La soltería le generaba grandes beneficios espirituales, por defi­nirlos de alguna manera. El más importante era permitirle viajar cada año a un país diferente. Así, a su edad había recorrido medio mundo, adquiriendo experiencias que no cambiaba por nada, además de su­frir penalidades y algún que otro incidente y hasta enfermedades, como aquella vez que enfermó de fiebre amarilla y casi la palma o aquella otra en que fue secuestrado por una banda de ladrones del desierto que no tuvieron bastante con el dinero que llevaba, sino que además tuvo que desprenderse de su reloj (le dio rabia no por el valor económico, sino porque le servía para orientarse) y de dos cadenas de oro con sus Vírgenes, regalo de su madre. Lo peor fue que lo dejaron sin agua, abandonado a su suerte. Tuvo que apañár­selas para sobrevivir bebiendo su propio orín, gracias a ello estaba vivo y, cómo no, a la suerte, que fue su gran aliada.

Los viajes le hicieron más persona, le servían para entender mejor la vida y para dar gracias por haber nacido en un país donde se vivía sin privaciones. En todas sus visitas, dentro de sus posibilidades, tra­taba de ayudar, llevaba gafas usadas, medicamentos, dinero..., y en alguno que otro aportó su mano de obra.

Realmente Pontificio no sabía por dónde empezar la investiga­ción. Pensó en desplazarse a El Escorial para analizar con el grupo de Policía Judicial lo que habían hecho hasta el momento, sin des­cartar entrevistarse con la denunciante, cosa seguramente estéril, pues su versión no iría más allá de lo relatado en la denuncia. No obstante, no le pasaron por alto las manifestaciones de los vigilan­tes.

A la mañana siguiente se desplazó con el sargento Ávila hacia El Escorial. Fueron recibidos por el sargento Ramírez, que los esperaba en su despacho.

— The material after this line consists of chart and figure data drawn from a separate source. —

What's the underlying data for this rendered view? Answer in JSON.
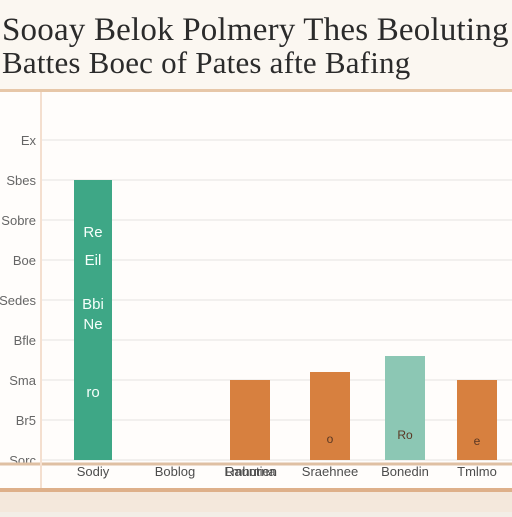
{
  "chart_data": {
    "type": "bar",
    "title": "Sooay Belok Polmery Thes Beoluting",
    "subtitle": "Battes Boec of Pates afte Bafing",
    "xlabel": "",
    "ylabel": "",
    "categories": [
      "Sodiy",
      "Boblog",
      "Rauntien",
      "Lmhurna",
      "Sraehnee",
      "Bonedin",
      "Tmlmo"
    ],
    "values": [
      70,
      0,
      0,
      20,
      22,
      26,
      20
    ],
    "ylim": [
      0,
      90
    ],
    "yticks": [
      {
        "value": 0,
        "label": "Sorc"
      },
      {
        "value": 10,
        "label": "Br5"
      },
      {
        "value": 20,
        "label": "Sma"
      },
      {
        "value": 30,
        "label": "Bfle"
      },
      {
        "value": 40,
        "label": "Sedes"
      },
      {
        "value": 50,
        "label": "Boe"
      },
      {
        "value": 60,
        "label": "Sobre"
      },
      {
        "value": 70,
        "label": "Sbes"
      },
      {
        "value": 80,
        "label": "Ex"
      }
    ],
    "bar_labels": [
      [
        "Re",
        "Eil",
        "Bbi",
        "Ne",
        "ro"
      ],
      [],
      [],
      [],
      [
        "o"
      ],
      [
        "Ro"
      ],
      [
        "e"
      ]
    ],
    "colors": [
      "#3ea786",
      "#3ea786",
      "#3ea786",
      "#d7803f",
      "#d7803f",
      "#8cc7b4",
      "#d7803f"
    ],
    "grid": true,
    "legend": "none"
  }
}
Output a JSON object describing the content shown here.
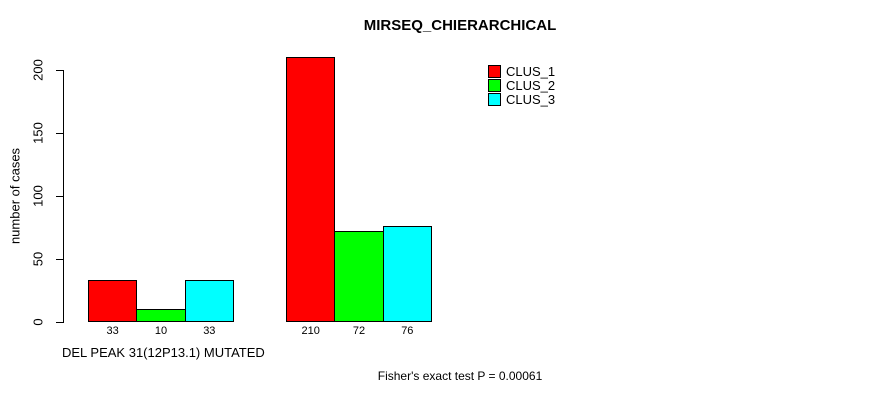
{
  "chart_data": {
    "type": "bar",
    "title": "MIRSEQ_CHIERARCHICAL",
    "ylabel": "number of cases",
    "xlabel": "DEL PEAK 31(12P13.1) MUTATED",
    "footnote": "Fisher's exact test P = 0.00061",
    "ylim": [
      0,
      200
    ],
    "yticks": [
      0,
      50,
      100,
      150,
      200
    ],
    "grid": false,
    "legend_position": "top-right-inside",
    "background_color": "#ffffff",
    "axis_color": "#000000",
    "text_color": "#000000",
    "bar_border_color": "#000000",
    "group_count": 2,
    "bar_value_labels_shown": true,
    "series": [
      {
        "name": "CLUS_1",
        "color": "#ff0000",
        "values": [
          33,
          210
        ]
      },
      {
        "name": "CLUS_2",
        "color": "#00ff00",
        "values": [
          10,
          72
        ]
      },
      {
        "name": "CLUS_3",
        "color": "#00ffff",
        "values": [
          33,
          76
        ]
      }
    ]
  }
}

—Ya tiene conocimiento, por la copia del atestado que hemos enviado, de que no se ha avanzado nada en la investigación y hemos tenido mala suerte en el reparto del juzgado, ha entrado el número tres. Aunque, francamente, no me gusta hablar mal de los jueces (al fin y al cabo su labor es complicada), hay algunos que nos lo ponen muy difícil, parece que la cosa no va con ellos. Se hace duro y penoso trabajar cuando solo saben poner trabas al trabajo de investigación. Precisamente ese juzgado es uno de ellos, la titular no tiene ganas de hacer nada, ni siquiera de librar un auto, en el que solamente hay que cambiar nombre y número de diligencias previas. Usted se pre­guntará por qué, de entrada, le hago esta perorata.

Pontificio saludó maquinalmente respondiendo:

—No me sorprende en nada su actitud, pues en algún caso me ha tocado vivir situaciones similares.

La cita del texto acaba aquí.